Menurut keterangan resmi dari Kejaksaan Agung, pemeriksaan terhadap kelima saksi ini bertujuan untuk memperkuat pembuktian serta melengkapi berkas perkara yang tengah diproses. Dugaan korupsi dalam program digitalisasi pendidikan ini menjadi perhatian karena melibatkan dana publik dalam jumlah besar yang seharusnya digunakan untuk meningkatkan kualitas pembelajaran berbasis teknologi di sekolah-sekolah seluruh Indonesia.

Program digitalisasi pendidikan, yang diluncurkan sejak 2019, bertujuan menghadirkan akses pembelajaran berbasis TIK kepada siswa dan guru, terutama di daerah terpencil dan tertinggal. Namun, dalam pelaksanaannya, muncul dugaan adanya penyimpangan dalam pengadaan alat pembelajaran, seperti laptop, proyektor, dan jaringan internet, baik dari sisi kualitas barang maupun anggaran.

Sumber internal di Kejaksaan menyebutkan bahwa ada indikasi manipulasi dalam proses pengadaan dan distribusi perangkat TIK, termasuk potensi markup harga dan pengondisian pemenang tender. Kasus ini diduga melibatkan beberapa pihak dari internal kementerian serta sejumlah rekanan penyedia barang dan jasa.

“Pemeriksaan terhadap para saksi ini penting untuk mengurai sejauh mana keterlibatan dan tanggung jawab masing-masing individu dalam proses perencanaan hingga pelaksanaan program,” ujar salah satu pejabat Kejaksaan yang enggan disebutkan namanya.

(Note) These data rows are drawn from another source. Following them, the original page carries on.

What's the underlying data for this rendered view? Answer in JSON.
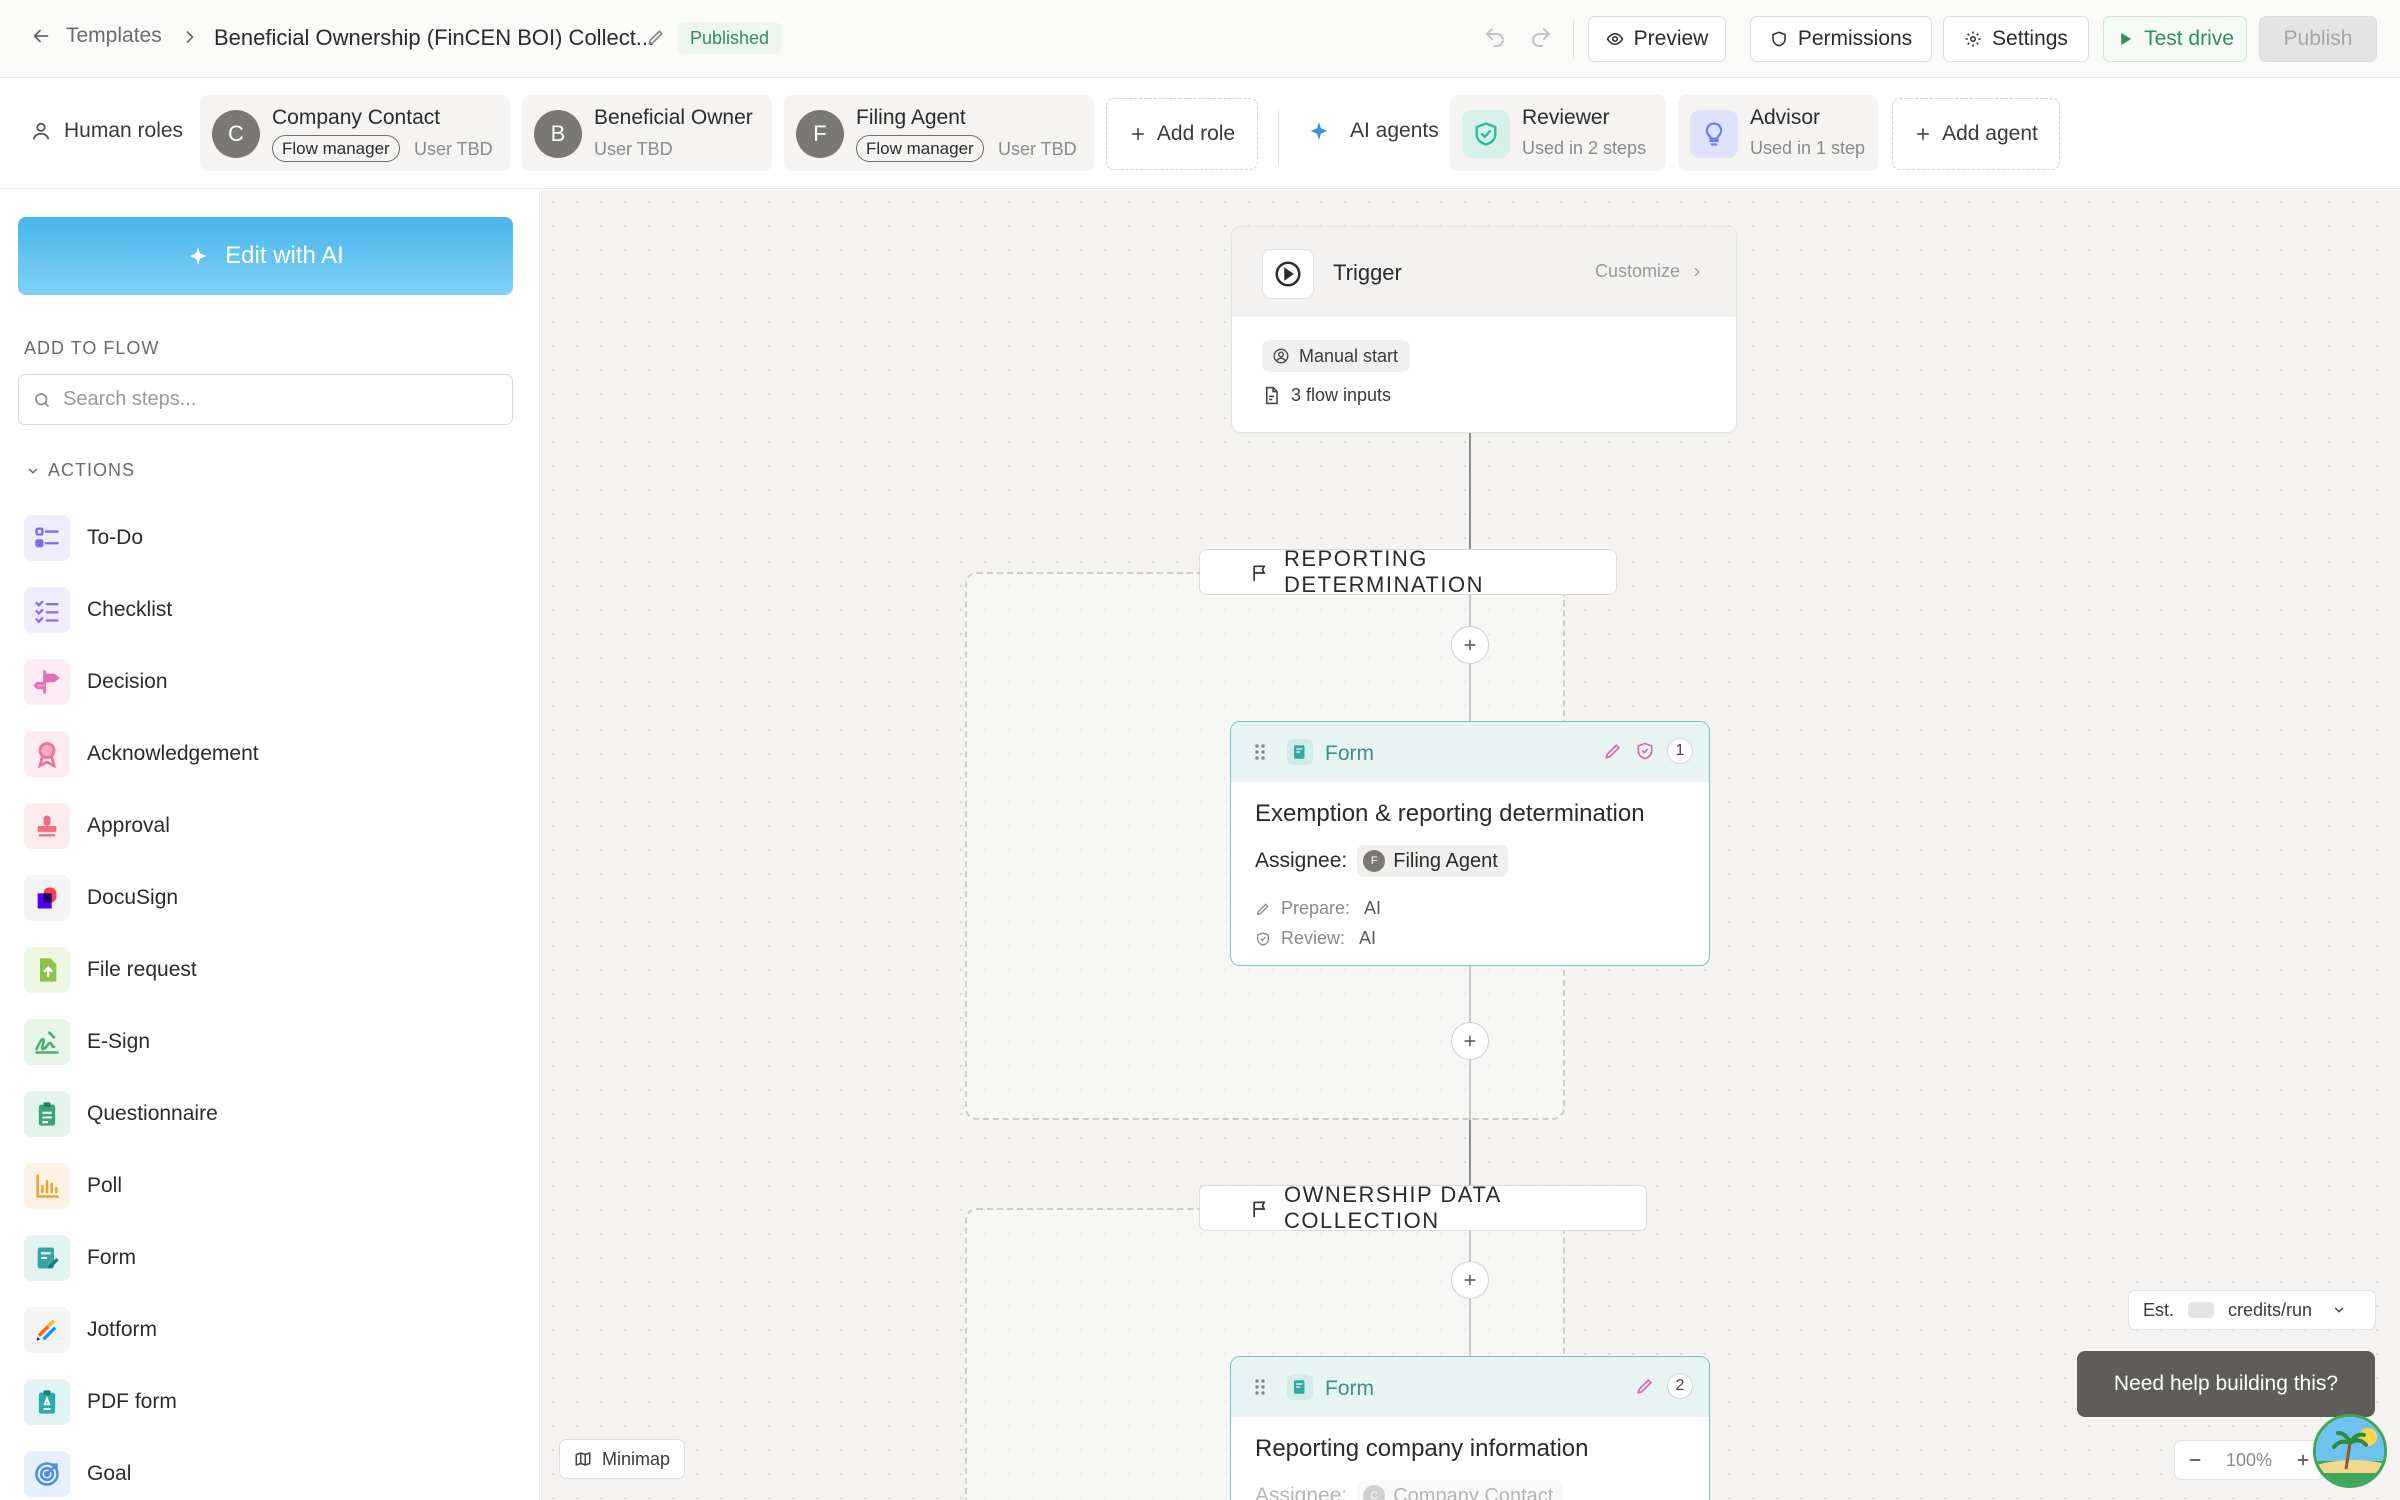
{
  "topbar": {
    "back_label": "Templates",
    "title": "Beneficial Ownership (FinCEN BOI) Collect...",
    "status": "Published",
    "preview": "Preview",
    "permissions": "Permissions",
    "settings": "Settings",
    "test_drive": "Test drive",
    "publish": "Publish"
  },
  "roles": {
    "human_label": "Human roles",
    "items": [
      {
        "initial": "C",
        "name": "Company Contact",
        "tag": "Flow manager",
        "user": "User TBD"
      },
      {
        "initial": "B",
        "name": "Beneficial Owner",
        "tag": "",
        "user": "User TBD"
      },
      {
        "initial": "F",
        "name": "Filing Agent",
        "tag": "Flow manager",
        "user": "User TBD"
      }
    ],
    "add_role": "Add role",
    "ai_label": "AI agents",
    "agents": [
      {
        "name": "Reviewer",
        "usage": "Used in 2 steps",
        "icon": "shield-check-icon",
        "color": "#2fb59d"
      },
      {
        "name": "Advisor",
        "usage": "Used in 1 step",
        "icon": "lightbulb-icon",
        "color": "#6e7cf0"
      }
    ],
    "add_agent": "Add agent"
  },
  "sidebar": {
    "edit_ai": "Edit with AI",
    "add_to_flow": "ADD TO FLOW",
    "search_placeholder": "Search steps...",
    "actions_header": "ACTIONS",
    "actions": [
      {
        "label": "To-Do",
        "icon": "todo-icon",
        "color": "#7b6cf0"
      },
      {
        "label": "Checklist",
        "icon": "checklist-icon",
        "color": "#8e6cf0"
      },
      {
        "label": "Decision",
        "icon": "decision-icon",
        "color": "#e86fb6"
      },
      {
        "label": "Acknowledgement",
        "icon": "ribbon-icon",
        "color": "#ef6fa0"
      },
      {
        "label": "Approval",
        "icon": "stamp-icon",
        "color": "#ef6f7c"
      },
      {
        "label": "DocuSign",
        "icon": "docusign-icon",
        "color": "#f23a58"
      },
      {
        "label": "File request",
        "icon": "file-upload-icon",
        "color": "#8bc34a"
      },
      {
        "label": "E-Sign",
        "icon": "signature-icon",
        "color": "#4caf72"
      },
      {
        "label": "Questionnaire",
        "icon": "clipboard-icon",
        "color": "#3aa57a"
      },
      {
        "label": "Poll",
        "icon": "bar-chart-icon",
        "color": "#f0a23a"
      },
      {
        "label": "Form",
        "icon": "form-icon",
        "color": "#35a7a2"
      },
      {
        "label": "Jotform",
        "icon": "jotform-icon",
        "color": "#ff6100"
      },
      {
        "label": "PDF form",
        "icon": "pdf-form-icon",
        "color": "#2eaaa8"
      },
      {
        "label": "Goal",
        "icon": "target-icon",
        "color": "#4a90e2"
      }
    ]
  },
  "canvas": {
    "trigger": {
      "title": "Trigger",
      "customize": "Customize",
      "start": "Manual start",
      "inputs": "3 flow inputs"
    },
    "groups": [
      {
        "label": "REPORTING DETERMINATION"
      },
      {
        "label": "OWNERSHIP DATA COLLECTION"
      }
    ],
    "steps": [
      {
        "type": "Form",
        "number": "1",
        "title": "Exemption & reporting determination",
        "assignee_label": "Assignee:",
        "assignee": "Filing Agent",
        "assignee_initial": "F",
        "prepare_label": "Prepare:",
        "prepare": "AI",
        "review_label": "Review:",
        "review": "AI"
      },
      {
        "type": "Form",
        "number": "2",
        "title": "Reporting company information",
        "assignee_label": "Assignee:",
        "assignee": "Company Contact",
        "assignee_initial": "C"
      }
    ],
    "minimap": "Minimap",
    "credits_est": "Est.",
    "credits_unit": "credits/run",
    "help": "Need help building this?",
    "zoom": "100%"
  }
}
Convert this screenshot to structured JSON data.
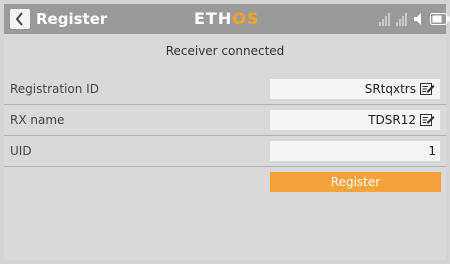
{
  "header": {
    "title": "Register",
    "logo_main": "ETH",
    "logo_accent": "OS",
    "back_icon": "chevron-left-icon",
    "status_icons": [
      "signal-bars-icon",
      "signal-bars-icon",
      "speaker-icon",
      "battery-icon"
    ]
  },
  "status": {
    "message": "Receiver connected"
  },
  "fields": [
    {
      "label": "Registration ID",
      "value": "SRtqxtrs",
      "editable": true
    },
    {
      "label": "RX name",
      "value": "TDSR12",
      "editable": true
    },
    {
      "label": "UID",
      "value": "1",
      "editable": false
    }
  ],
  "actions": {
    "register_label": "Register"
  },
  "colors": {
    "header_bg": "#9a9a9a",
    "accent": "#ffa21e",
    "button": "#f4a23a"
  }
}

Kejaksaan Agung menyatakan akan terus mendalami perkara ini dan tidak menutup kemungkinan akan ada pihak lain yang dipanggil dalam waktu dekat untuk memberikan keterangan.

Kasus ini menjadi perhatian publik karena menyangkut hak dasar anak bangsa dalam memperoleh pendidikan yang layak dan modern. Pemerintah diharapkan bersikap tegas terhadap pelanggaran hukum, terutama yang berkaitan dengan sektor pendidikan, demi menjaga kepercayaan masyarakat.